F1 Cars Are Really Hurting Drivers’ Backs
Lewis Hamilton was visibly in pain after Baku, and he’s not the only one.
Formula 1 cars have drastically improved wheel-to-wheel racing in 2022, but there's been a downside to this: ground effect downforce is literally shaking drivers quite severely. Whether porpoising (the effect you've seen this season where drivers' heads bounce up and down) or the floor of the car bottoming out, repeated violent movements are starting to cause serious problems across the grid. More specifically, Lewis Hamilton visibly struggled to climb out of his Mercedes after Sunday's Baku Grand Prix, where he finished fourth.

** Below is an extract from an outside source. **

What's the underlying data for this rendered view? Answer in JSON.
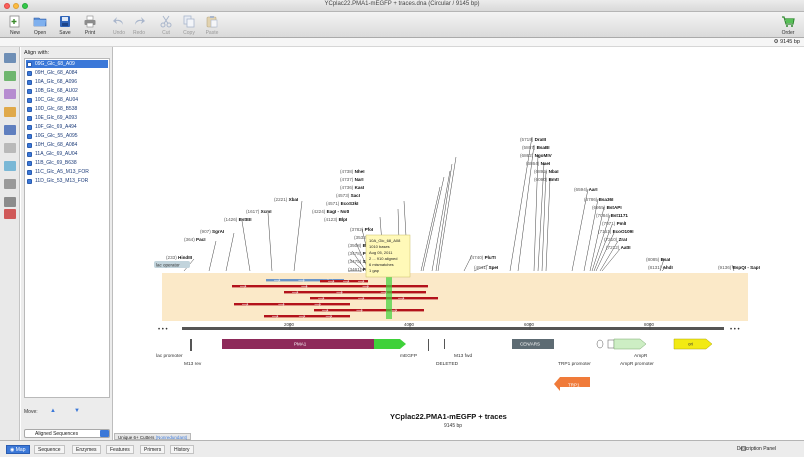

F1 drivers can be a bit whiny, as they have to be super picky about getting the car in the exact perfect window to extract every tiny ounce of performance out of it, so they get very particular about every little detail. As a result, sometimes a casual spectator can think that they're complaining about something minuscule and unimportant, but that's really not the case most of the time.
F1 drivers are fit and strong, and would rather drive in pain than sit a race out because they're sick or hurt (like Lando Norris did a few weeks ago in Barcelona), so when they say they're hurt it means they're really hurt. A good example of this is when Ferrari and Alpine drivers Carlos Sainz and Esteban Ocon talked about the violent effects of their Miami crashes.
Hooning a car around at over 230 mph is always going to be a physical experience. Single-seater race cars lack suspension in any conventional sense and the driver gets shaken around a lot. Most of their physical training focuses on spinal and neck support to cope with the forces, this is what makes Hamilton's audible and visible pain extremely concerning.
"I just got through that race on adrenaline, biting down on my teeth through the pain," said Hamilton after the race. "I can't express the pain that you experience, especially on the straight here. And at the end, you're just thinking of all the people relying on you for the points."
Hamilton's teammate, George Russell (one of the directors of the GPDA, the F1 driver union that primarily acts on safety) said it was only a matter of time until someone lost control of their car. “I think it’s just a matter of time before we see a major incident,” he warned after qualifying in Baku. “A lot of us can barely keep the car in a straight line over these bumps. We’re going around the last two corners at 300 kilometers an hour, bottoming out. You can visibly see on the tarmac how close the cars are running to the ground."
Most worryingly of all, halfway through Sunday's race, Hamilton said that the "seat had gone cold." There's no explanation for that; the fire extinguisher hadn't gone off and the air temperature was still high, an F1 car is definitely not a cool place to be, with track temperatures way over 113 degrees Fahrenheit. Maybe it was just a freak incident but sudden temperature changes can imply nerve pressure. And he wouldn't be the first.
Haas F1 driver Kevin Magnussen, whose chassis and power unit are completely different from Hamilton's, has already had nerve damage from the repeated compressions. One of his trainers, Nikolaj Madsen, told PlanetF1 that after the Australian Grand Prix Magnussen "talked about how he had some nerve pain going out in his arm and in his jaw. I talked about it with him and we kind of saw that it was because of the bouncing. The spinal cord just pushed, pushed all the time on the nerves."
Sainz has said before that there are long-term health implications from the bouncing and numerous other drivers have come forward to say it's a problem. In fact, possibly the only team for which it isn't a problem is Red Bull, who currently leads both championships. Red Bull says they've been smart enough to fix it, so why should there be any regulatory solution for other teams.
More than that, though, if teams knew how to fix it they probably would. Raising the ride height might stop cars from being sucked to the ground, and the base of the car from bouncing off the tarmac. But given that teams (especially Mercedes) still seem to be struggling to understand their own cars it seems very unlikely that the FIA could pick a regulatory solution that pleased all the teams.
Other possible solutions? Running a mule-car test to gather valuable data, but that would be frighteningly expensive for a cost-capped, calendar-packed era. Alternatively, the FIA could monitor the forces drivers are subject to using sensors. There are already biometric monitors in the cars and drivers’ gear, so adding one to measure the compression force onto their seat wouldn’t be prohibitively weighty. This means the sensors would keep track of what’s going on and race control could respond accordingly. Too much vertical g-force for too long and the car would get asked to pit—if the team couldn't fix it, then it would have to be retired from the race.
Will teams actually go for that when it could cost them a result? Or even worse, will drivers, knowing what it will do to them, go for that? It seems really unlikely. But until something is done to limit what drivers are undergoing during a race, F1 will only ever be laps-away from a serious incident.